Solved – How to calculate prediction intervals for LOESS

loessprediction intervalrregression

I have some data that I fitted using a LOESS model in R, giving me this:

enter image description here

The data has one predictor and one response, and it is heteroscedastic.

I also added confidence intervals. The problem is that the intervals are confidence intervals for the line, whereas I am interested in the prediction intervals. For example, the bottom panel is more variable then the top panel, but this is not captured in the intervals.

This question is slightly related:
Understanding the confidence band from a polynomial regression, especially the answer by @AndyW, however in his example he uses the relatively straightforward interval="predict" argument that exists in predict.lm, but it is absent from predict.loess.

So I have two very related questions:

  1. How do I get the pointwise prediction intervals for LOESS?
  2. How can I predict values that will capture that interval, i.e. generate a bunch of random numbers that will eventually look somewhat like the original data?

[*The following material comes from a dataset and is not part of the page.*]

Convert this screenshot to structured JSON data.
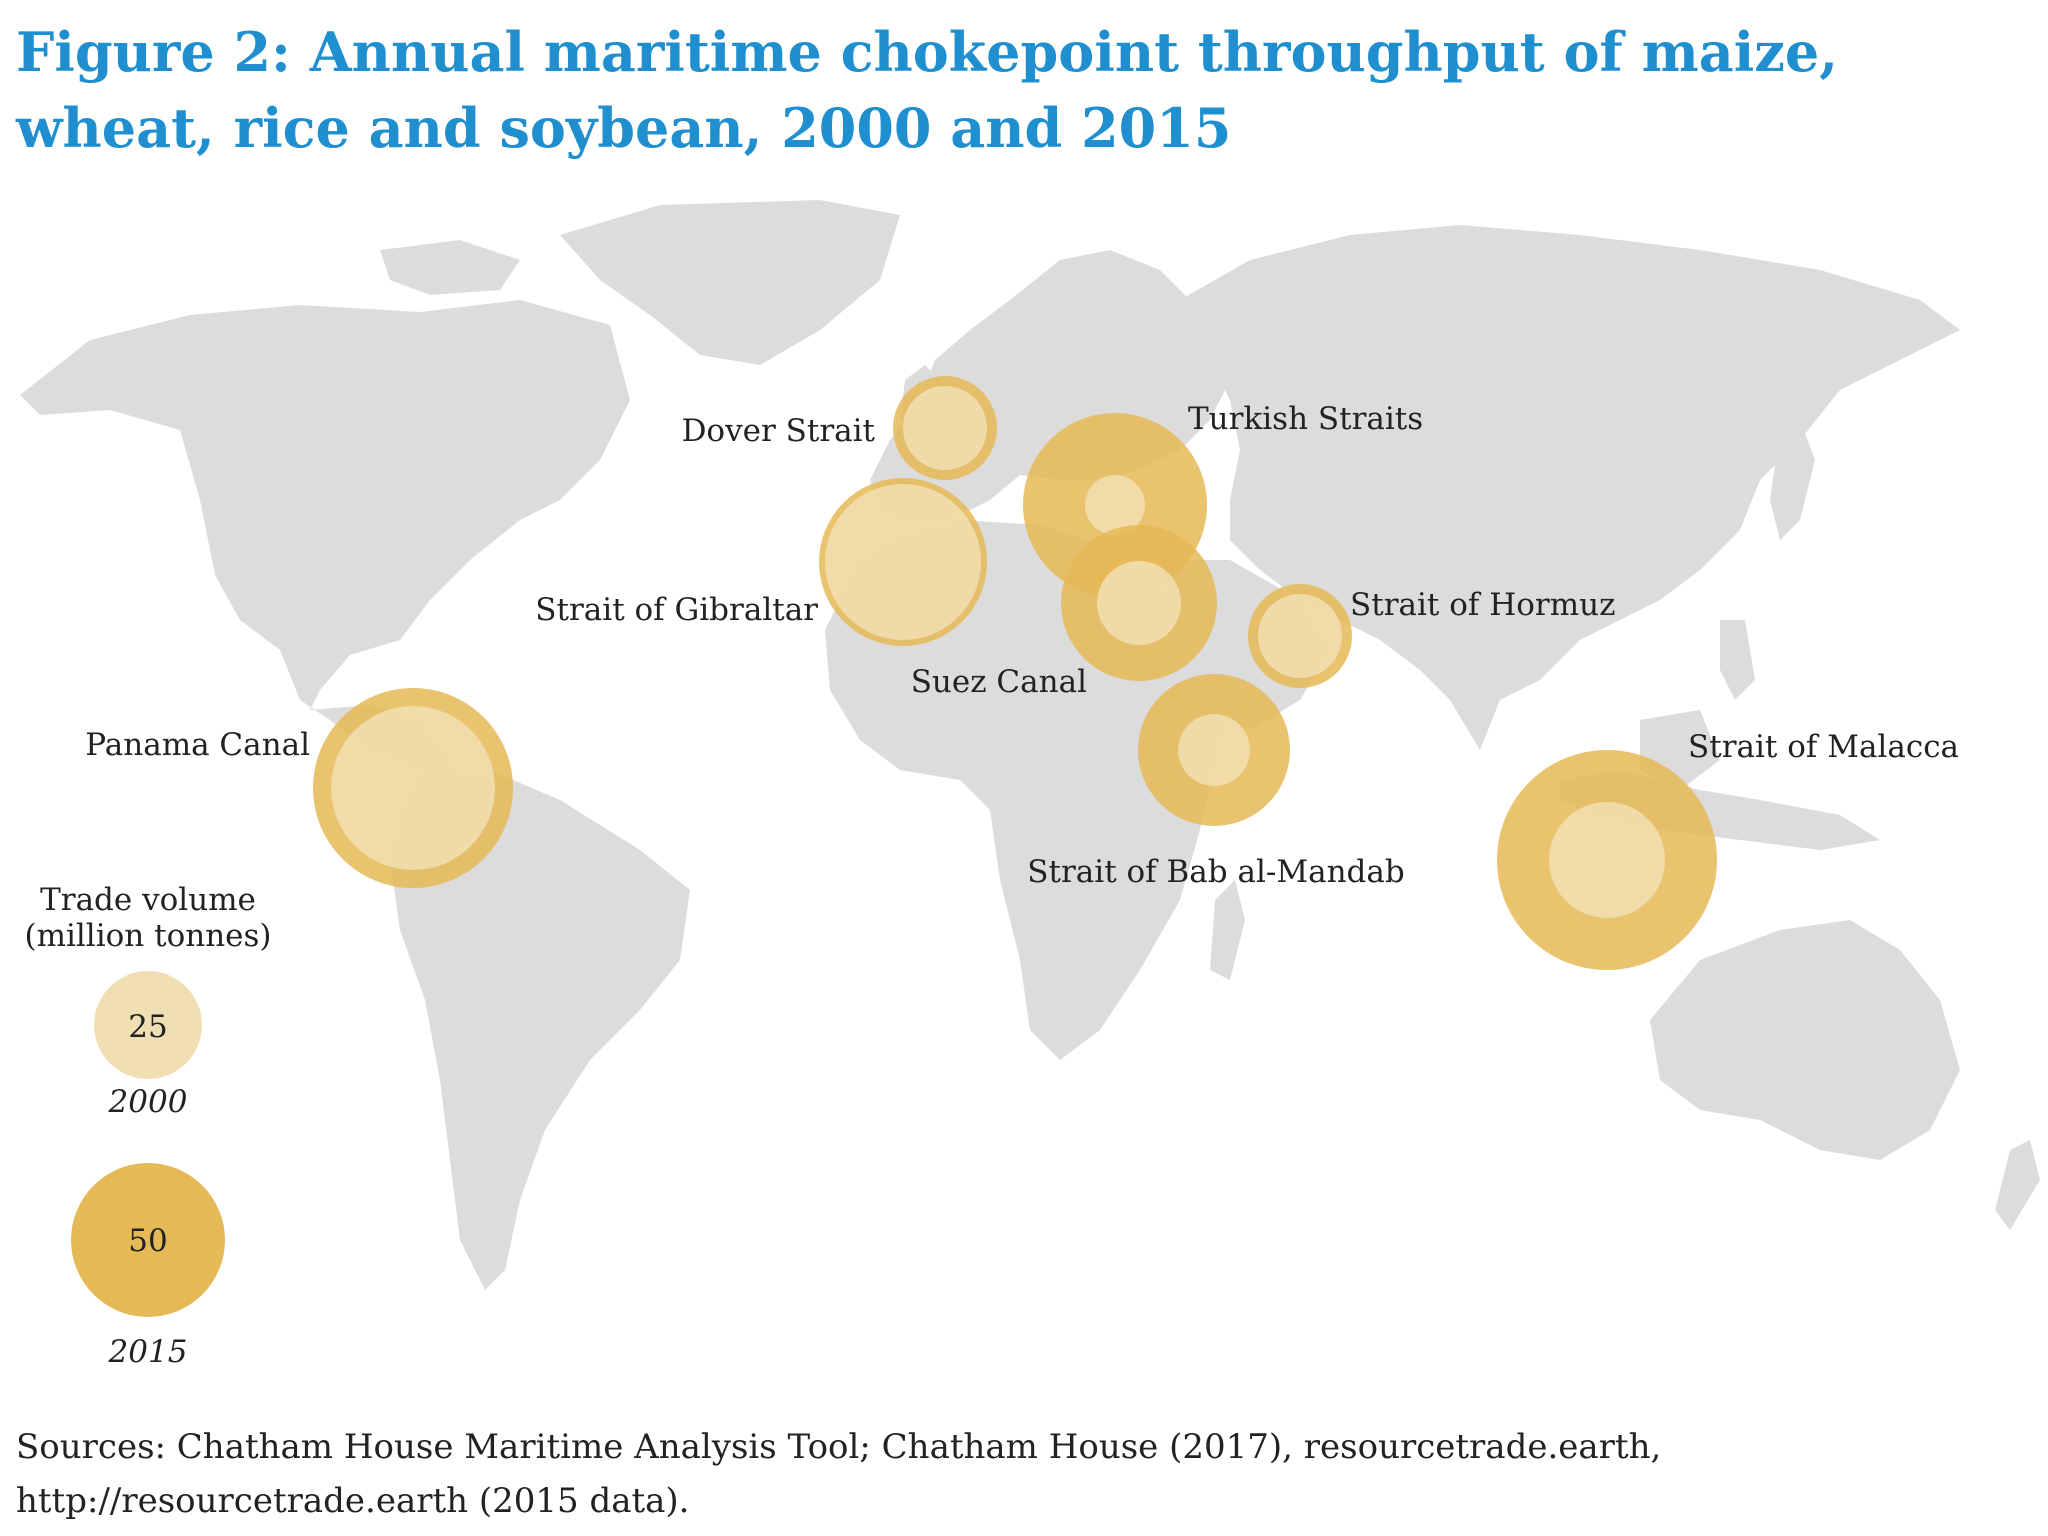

It is possible that I don't need LOESS and should use something else, but I am unfamiliar with my options. Basically it should fit the line using local regression or multiple linear regression, giving me error estimates for the lines, and in addition also different variances for different explanatory variables, so I can predict the distribution of the response variable (y) at certain x values.

Best Answer

I don't know how to do prediction bands with the original loess function but there is a function loess.sd in the msir package that does just that! Almost verbatim from the msir documentation:

library(msir)
data(cars)
# Calculates and plots a 1.96 * SD prediction band, that is,
# a 95% prediction band
l <- loess.sd(cars, nsigma = 1.96)
plot(cars, main = "loess.sd(cars)", col="red", pch=19)
lines(l$x, l$y)
lines(l$x, l$upper, lty=2)
lines(l$x, l$lower, lty=2)

enter image description here

Your second question is a bit trickier since loess.sd doesn't come with a prediction function, but you can hack it together by linearly interpolating the predicted means and SDs you get out of loess.sd (using approx). These can, in turn, be used to simulate data using a normal distribution with the predicted means and SDs:

# Simulate x data uniformly and y data acording to the loess fit
sim_x <- runif(100, min(cars[,1]), max(cars[,1]))
pred_mean <- approx(l$x, l$y, xout = sim_x)$y
pred_sd <- approx(l$x, l$sd, xout = sim_x)$y
sim_y <- rnorm(100, pred_mean, pred_sd) 

# Plots 95% prediction bands with simulated data 
plot(cars, main = "loess.sd(cars)", col="red", pch=19)
points(sim_x, sim_y, col="blue")
lines(l$x, l$y)
lines(l$x, l$upper, lty=2)
lines(l$x, l$lower, lty=2)

enter image description here